Sindhu Sundar,Jacob Shamsian   

Judge orders Sam Bankman-Fried to be blocked from accessing or transferring any FTX or Alameda assets
  • Sam Bankman-Fried denied any role in the recently reported transfers of funds involving Alameda.

  • His lawyer argued that his client had nothing to do with it, but prosecutors said they were skeptical.

Sam Bankman-Fried has been blocked from accessing and making transfers involving Alameda and FTX assets, after a recent report in Cointelegraph that indicated that some Alameda crypto assets had been moved around in December.

US district judge Lewis Kaplan, who presided over Bankman-Fried's arraignment on Tuesday in which the FTX and Alameda founder pleaded not guilty, granted prosecutors' request to restrain him from such transactions.

Bankman-Fried, who has been released and staying with his parents in California under the terms of a $250 million bail agreement, had tweeted on Friday that he wasn't involved in any of the transactions referenced in the Cointelegraph report.

"I'm not and couldn't be moving any of those funds; I don't have access to them anymore," he wrote.

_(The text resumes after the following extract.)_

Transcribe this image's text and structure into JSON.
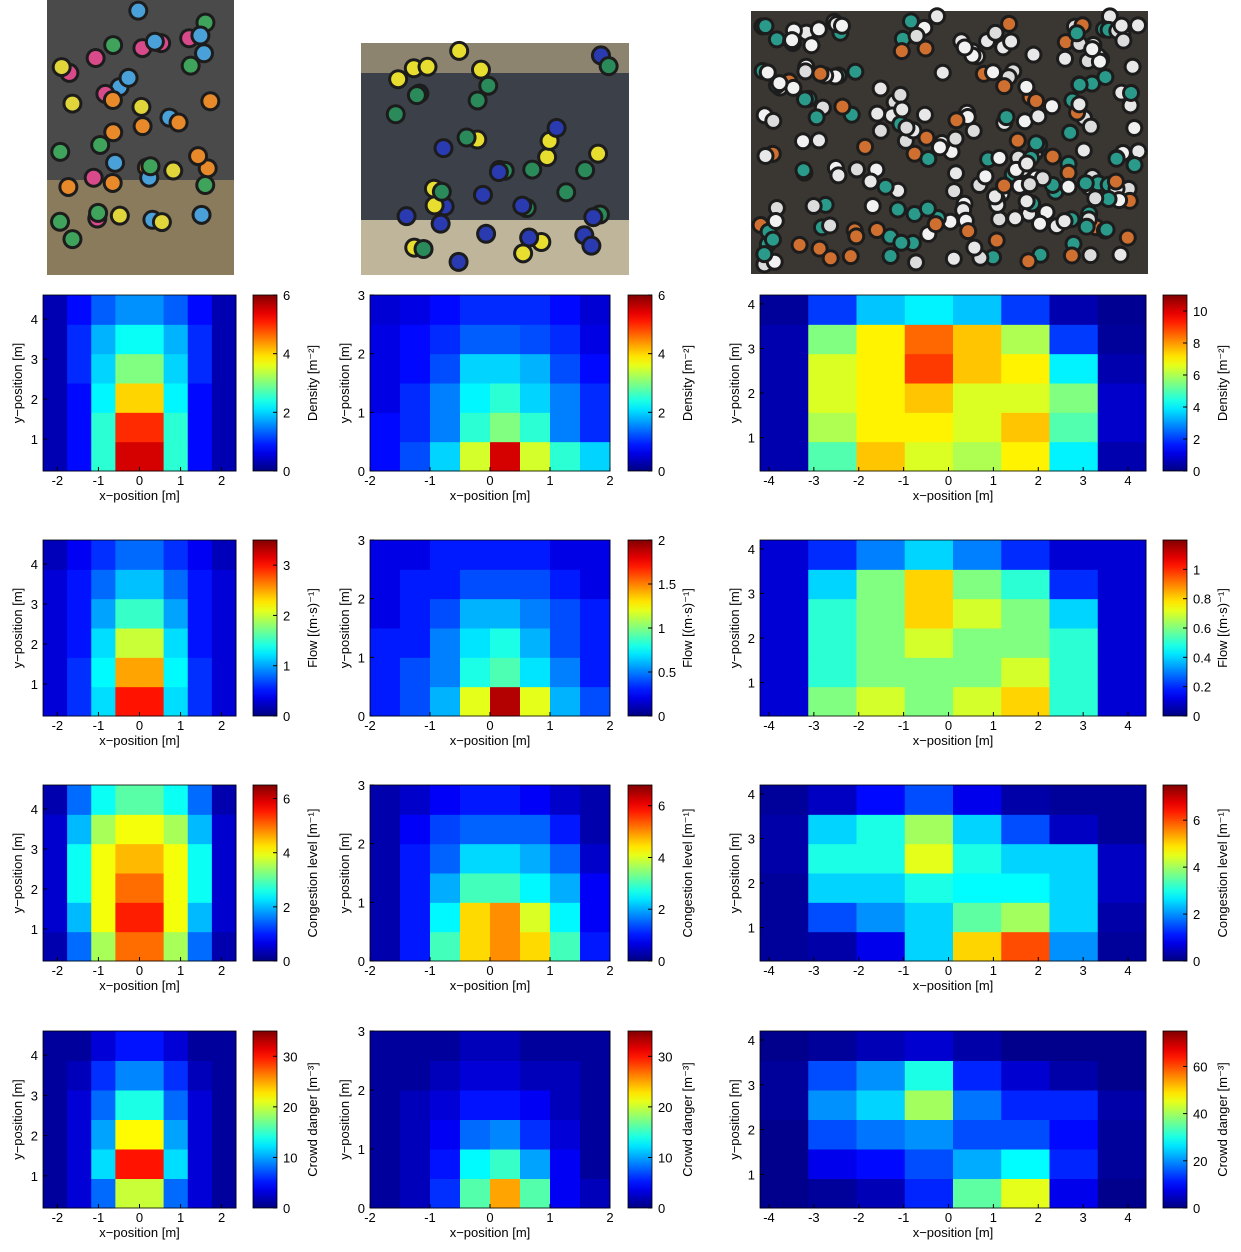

At the hearing Tuesday, assistant US attorney Danielle Sassoon said that while she could not be sure who accessed the Alameda accounts, the transfers had now moved those funds outside the government's reach for the purpose of asset forfeiture.

Sassoon said that prosecutors had little reason to believe Bankman-Fried's tweet, and that he lied in previous tweets where he denied using FTX customer funds and had tried to move cryptocurrency assets to foreign regulators in order to avoid the consequences of FTX's bankruptcy.

"We don't put much stock in that," she said.

Bankman-Fried's attorney Mark Cohen vehemently opposed the condition. He said Tuesday that the transfers were done at the order of a court in the Bahamas, where FTX is undergoing bankruptcy proceedings parallel to ongoing proceedings in Delaware, and that Bankman-Fried wasn't involved.

Kaplan's ruling blocks Bankman-Fried from those transactions, though it allows him to come to an agreement with prosecutors about a possible different arrangement.

"It seems to me that the condition is reasonable," Kaplan said.

On Tuesday, Kaplan set October 2 as a date for a trial, though Bankman-Fried could work with prosecutors to negotiate a plea deal before then. He is facing eight counts including wire fraud and conspiracy charges.